Cominciamo dal fatto che ha provocato l’arrivo di Cefis alla Montedison: la nazionalizzazione elettrica. Viene attuata dal centrosinistra nel 1962 e pone un problema di scelta: sacrifichiamo il diritto di proprietà o quello di iniziativa privata? La formula adottata sacrifica il piccolo azionista e avvantaggia i titolari delle società elettriche che si vedono ricoprire di denaro, mentre il largo pubblico degli azionisti può solo criticare il governo in nome dei risparmiatori delusi. Sull’industria privata italiana piove un’eccezionale quantità di denaro, si parla di 2.200 miliardi di lire. Questi indennizzi, che in mano averi imprenditori avrebbero costituito una piattaforma di lancio, sono la causa iniziale delle disavventure di molte industrie italiane.
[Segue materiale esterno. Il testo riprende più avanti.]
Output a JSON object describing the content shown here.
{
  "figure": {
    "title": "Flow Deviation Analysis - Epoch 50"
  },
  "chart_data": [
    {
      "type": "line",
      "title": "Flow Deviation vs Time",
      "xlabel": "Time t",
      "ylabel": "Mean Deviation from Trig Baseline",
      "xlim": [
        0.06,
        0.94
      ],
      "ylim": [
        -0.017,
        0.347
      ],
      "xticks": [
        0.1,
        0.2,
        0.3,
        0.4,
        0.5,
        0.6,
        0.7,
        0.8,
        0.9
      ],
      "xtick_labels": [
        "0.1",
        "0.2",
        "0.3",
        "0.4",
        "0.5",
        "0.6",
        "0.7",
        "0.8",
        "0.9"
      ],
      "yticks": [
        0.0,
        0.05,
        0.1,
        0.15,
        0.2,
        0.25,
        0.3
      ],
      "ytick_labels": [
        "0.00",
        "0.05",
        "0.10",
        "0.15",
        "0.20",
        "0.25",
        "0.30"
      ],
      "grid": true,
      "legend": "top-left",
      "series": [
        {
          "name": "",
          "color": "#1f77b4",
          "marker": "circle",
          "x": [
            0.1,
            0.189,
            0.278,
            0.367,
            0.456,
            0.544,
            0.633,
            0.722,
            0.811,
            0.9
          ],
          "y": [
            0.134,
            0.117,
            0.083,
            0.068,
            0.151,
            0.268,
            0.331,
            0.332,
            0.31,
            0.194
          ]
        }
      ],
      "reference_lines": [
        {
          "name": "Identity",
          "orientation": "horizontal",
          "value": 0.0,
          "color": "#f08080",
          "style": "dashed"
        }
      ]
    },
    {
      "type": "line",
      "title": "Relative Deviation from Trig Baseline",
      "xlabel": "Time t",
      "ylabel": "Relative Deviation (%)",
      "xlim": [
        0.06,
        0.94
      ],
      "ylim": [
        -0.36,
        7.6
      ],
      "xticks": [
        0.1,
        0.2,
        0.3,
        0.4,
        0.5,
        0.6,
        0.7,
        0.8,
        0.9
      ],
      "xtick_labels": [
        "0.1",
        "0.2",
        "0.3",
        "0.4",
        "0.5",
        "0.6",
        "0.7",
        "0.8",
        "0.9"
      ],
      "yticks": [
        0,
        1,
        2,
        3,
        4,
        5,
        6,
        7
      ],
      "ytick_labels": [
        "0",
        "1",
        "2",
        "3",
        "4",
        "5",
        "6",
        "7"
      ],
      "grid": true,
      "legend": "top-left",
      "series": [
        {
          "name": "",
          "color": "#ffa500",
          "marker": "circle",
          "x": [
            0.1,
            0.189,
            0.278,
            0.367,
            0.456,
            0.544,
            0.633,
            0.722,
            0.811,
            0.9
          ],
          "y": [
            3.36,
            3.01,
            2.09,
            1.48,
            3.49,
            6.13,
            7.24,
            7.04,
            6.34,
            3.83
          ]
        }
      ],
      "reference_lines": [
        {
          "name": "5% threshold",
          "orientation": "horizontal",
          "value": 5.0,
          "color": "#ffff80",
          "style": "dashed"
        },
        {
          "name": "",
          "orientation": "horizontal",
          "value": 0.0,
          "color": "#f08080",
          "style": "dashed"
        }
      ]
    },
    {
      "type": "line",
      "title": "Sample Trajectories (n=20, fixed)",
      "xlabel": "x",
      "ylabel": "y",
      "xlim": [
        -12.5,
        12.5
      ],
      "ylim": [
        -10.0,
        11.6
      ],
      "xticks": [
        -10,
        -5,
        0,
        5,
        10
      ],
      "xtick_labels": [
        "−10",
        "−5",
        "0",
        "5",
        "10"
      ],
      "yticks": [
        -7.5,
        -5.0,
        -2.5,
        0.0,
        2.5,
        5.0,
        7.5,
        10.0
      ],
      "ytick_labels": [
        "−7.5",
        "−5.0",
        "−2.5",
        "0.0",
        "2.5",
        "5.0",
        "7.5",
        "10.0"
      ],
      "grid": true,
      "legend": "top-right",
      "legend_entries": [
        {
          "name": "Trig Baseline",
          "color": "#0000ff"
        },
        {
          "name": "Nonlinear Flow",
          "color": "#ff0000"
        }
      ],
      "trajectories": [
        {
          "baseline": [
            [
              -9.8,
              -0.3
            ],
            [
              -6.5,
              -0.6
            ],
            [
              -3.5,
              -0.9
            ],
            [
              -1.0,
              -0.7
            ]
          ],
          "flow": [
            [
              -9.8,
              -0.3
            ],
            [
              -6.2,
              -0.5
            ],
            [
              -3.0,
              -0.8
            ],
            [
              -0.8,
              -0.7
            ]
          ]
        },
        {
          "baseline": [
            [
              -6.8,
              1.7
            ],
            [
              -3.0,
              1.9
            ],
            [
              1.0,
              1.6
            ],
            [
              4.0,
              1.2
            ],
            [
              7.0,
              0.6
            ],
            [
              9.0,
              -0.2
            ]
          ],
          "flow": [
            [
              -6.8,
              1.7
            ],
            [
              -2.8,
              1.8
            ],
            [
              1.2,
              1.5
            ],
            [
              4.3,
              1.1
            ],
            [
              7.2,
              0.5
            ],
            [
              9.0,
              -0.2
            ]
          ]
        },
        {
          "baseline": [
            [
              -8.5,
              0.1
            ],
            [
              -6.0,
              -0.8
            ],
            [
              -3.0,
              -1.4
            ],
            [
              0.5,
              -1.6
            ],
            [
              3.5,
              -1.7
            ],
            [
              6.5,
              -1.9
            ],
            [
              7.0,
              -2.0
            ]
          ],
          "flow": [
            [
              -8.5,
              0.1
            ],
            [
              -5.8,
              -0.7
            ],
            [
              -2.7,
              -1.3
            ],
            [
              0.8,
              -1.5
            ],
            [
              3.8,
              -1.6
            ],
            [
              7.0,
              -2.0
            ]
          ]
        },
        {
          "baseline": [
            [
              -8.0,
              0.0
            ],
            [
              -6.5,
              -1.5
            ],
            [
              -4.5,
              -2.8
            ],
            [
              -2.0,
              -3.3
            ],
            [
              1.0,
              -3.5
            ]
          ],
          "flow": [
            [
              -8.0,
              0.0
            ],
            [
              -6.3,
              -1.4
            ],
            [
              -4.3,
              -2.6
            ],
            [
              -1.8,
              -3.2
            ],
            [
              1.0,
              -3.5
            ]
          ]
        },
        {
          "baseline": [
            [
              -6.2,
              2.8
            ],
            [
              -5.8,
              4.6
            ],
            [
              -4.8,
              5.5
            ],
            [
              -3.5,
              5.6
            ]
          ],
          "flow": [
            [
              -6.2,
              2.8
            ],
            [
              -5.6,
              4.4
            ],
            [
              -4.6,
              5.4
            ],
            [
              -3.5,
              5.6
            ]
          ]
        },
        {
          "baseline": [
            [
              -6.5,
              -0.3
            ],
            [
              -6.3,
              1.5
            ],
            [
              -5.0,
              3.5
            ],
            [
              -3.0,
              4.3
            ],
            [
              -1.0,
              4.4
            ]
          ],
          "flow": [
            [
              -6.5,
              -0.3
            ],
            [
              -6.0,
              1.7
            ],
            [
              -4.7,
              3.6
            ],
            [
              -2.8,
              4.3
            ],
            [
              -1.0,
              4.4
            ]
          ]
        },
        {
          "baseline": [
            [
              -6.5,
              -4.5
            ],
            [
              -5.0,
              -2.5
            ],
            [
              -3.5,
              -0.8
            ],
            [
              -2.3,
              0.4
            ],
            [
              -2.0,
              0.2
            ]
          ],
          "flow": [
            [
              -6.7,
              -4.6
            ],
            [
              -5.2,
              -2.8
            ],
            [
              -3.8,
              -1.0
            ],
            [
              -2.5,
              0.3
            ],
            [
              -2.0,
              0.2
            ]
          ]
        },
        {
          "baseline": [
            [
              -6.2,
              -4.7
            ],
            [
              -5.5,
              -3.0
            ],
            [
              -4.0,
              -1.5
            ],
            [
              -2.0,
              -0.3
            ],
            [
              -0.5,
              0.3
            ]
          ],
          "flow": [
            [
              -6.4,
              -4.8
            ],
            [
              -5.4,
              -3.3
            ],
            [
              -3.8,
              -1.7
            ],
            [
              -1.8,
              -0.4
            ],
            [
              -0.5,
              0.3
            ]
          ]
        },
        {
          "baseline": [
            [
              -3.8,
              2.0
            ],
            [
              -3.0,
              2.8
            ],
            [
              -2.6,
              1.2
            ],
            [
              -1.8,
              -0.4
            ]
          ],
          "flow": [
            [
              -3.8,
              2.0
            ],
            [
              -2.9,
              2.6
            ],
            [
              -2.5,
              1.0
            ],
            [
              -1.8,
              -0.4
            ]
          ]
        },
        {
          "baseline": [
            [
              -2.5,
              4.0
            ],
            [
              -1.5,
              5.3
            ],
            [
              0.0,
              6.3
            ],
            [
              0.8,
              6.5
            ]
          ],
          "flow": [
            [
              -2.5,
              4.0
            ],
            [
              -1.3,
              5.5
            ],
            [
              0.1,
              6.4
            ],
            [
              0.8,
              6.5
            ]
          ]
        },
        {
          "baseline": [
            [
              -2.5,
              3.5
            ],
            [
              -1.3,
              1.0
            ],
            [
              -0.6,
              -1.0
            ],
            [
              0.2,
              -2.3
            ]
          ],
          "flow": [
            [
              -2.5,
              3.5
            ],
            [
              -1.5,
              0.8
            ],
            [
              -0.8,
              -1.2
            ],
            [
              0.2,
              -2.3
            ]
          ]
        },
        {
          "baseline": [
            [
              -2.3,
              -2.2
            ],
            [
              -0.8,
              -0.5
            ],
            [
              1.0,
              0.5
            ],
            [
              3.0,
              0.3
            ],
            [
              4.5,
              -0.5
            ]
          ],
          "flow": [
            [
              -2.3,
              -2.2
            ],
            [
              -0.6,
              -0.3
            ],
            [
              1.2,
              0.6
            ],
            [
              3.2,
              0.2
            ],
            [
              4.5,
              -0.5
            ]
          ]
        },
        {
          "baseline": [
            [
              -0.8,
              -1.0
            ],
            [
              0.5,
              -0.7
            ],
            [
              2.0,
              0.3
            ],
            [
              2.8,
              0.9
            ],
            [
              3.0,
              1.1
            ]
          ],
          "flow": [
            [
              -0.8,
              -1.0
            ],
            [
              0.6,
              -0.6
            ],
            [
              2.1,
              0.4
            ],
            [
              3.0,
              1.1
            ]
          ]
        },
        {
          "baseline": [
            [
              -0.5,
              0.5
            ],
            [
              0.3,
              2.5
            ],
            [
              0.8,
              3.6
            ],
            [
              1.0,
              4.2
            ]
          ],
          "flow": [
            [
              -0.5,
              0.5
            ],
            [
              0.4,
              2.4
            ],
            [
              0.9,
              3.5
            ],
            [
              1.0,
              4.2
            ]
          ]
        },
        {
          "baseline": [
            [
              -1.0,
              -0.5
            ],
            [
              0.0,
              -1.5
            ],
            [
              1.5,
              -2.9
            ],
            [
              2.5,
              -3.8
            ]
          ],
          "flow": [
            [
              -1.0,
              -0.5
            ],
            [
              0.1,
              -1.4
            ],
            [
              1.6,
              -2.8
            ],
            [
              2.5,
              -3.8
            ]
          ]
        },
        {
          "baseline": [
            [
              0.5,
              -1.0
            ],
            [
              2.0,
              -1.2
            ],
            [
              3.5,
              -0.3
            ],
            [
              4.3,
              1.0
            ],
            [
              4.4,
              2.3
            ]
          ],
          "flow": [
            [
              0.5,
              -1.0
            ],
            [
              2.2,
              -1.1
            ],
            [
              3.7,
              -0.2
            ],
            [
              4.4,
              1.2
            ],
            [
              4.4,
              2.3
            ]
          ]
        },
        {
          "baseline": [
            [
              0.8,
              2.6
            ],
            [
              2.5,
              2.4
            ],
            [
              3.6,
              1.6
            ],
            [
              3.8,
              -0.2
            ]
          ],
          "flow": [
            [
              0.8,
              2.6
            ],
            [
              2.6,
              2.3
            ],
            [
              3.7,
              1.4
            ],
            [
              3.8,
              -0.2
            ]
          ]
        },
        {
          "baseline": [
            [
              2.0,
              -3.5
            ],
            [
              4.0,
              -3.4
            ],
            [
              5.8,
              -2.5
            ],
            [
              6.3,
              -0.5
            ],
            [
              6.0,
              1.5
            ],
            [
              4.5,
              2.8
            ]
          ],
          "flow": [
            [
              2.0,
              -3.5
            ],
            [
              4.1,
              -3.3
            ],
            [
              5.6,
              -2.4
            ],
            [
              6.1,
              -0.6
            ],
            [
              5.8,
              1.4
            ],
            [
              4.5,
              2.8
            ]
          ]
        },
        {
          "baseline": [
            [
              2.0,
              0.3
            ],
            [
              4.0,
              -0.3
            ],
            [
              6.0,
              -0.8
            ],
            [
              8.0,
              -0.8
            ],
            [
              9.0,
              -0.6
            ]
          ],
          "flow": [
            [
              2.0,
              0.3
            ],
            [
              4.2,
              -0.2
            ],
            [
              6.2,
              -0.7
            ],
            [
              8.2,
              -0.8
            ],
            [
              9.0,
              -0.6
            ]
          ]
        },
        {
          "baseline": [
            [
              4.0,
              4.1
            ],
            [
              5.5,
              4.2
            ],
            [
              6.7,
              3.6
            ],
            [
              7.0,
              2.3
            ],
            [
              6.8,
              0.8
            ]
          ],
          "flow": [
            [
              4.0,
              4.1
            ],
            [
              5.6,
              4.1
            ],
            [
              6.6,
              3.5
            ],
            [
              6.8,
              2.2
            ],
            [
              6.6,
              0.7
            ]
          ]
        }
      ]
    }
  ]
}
La più clamorosa è lo sposalizio Montecatini-Edison. E lo stesso Cefis a puntualizzare: «L’aspetto destinato negli anni successivi a caratterizzare la crisi Montedison, valido non solo per la Edison ma per tutte le società che si trovarono a disporre di cospicui rimborsi in seguito alla nazionalizzazione, fu la difficoltà, per un management abituato a un settore relativamente tranquillo e privo di concorrenti come quello elettrico, di scoprirsi nuove vocazioni in settori industriali a esso sconosciuti».
Gli studiosi si domandano ancora perché Carlo Faina (1894-1980: ultimo amministratore delegato della Montecatini, ndr) subì l’incorporazione della Montecatini nella Edison di Giorgio Valerio quando la società guidata da Guido Donegani non era compromessa come si disse, e avrebbe potuto risolvere le sue difficoltà con migliori combinazioni. La Montedison si è rivelata presto un fallimento. Valerio, il suo presidente, ha dimostrato di essere un discreto finanziere ma un industriale privo di talento. I collaboratori che ha scelto sono della sua levatura. Il gigante non è divenuto la grande industria di livello europeo su cui l’Italia contava. Le sue iniziative più costose sono naufragate. E oltretutto, con i fondi neri che sono stati poi scoperti da Cesare Merzagora, ha aperto quella corsa alla corruzione più indiscriminata che, nel 1973, è degenerata nello scandalo nazionale del petrolio (1966-1973: i petrolieri, in cambio di provvedimenti legislativi a loro favore, sovvenzionavano attraverso l’Enel il governo formato da De, Psi, Psdi, Pri. Il settore petrolifero anticipava il denaro all’Enel che lo girava ai partiti; l’Enel rimborsava le anticipazioni aumentando il prezzo di acquisto dell’olio combustibile, ndr).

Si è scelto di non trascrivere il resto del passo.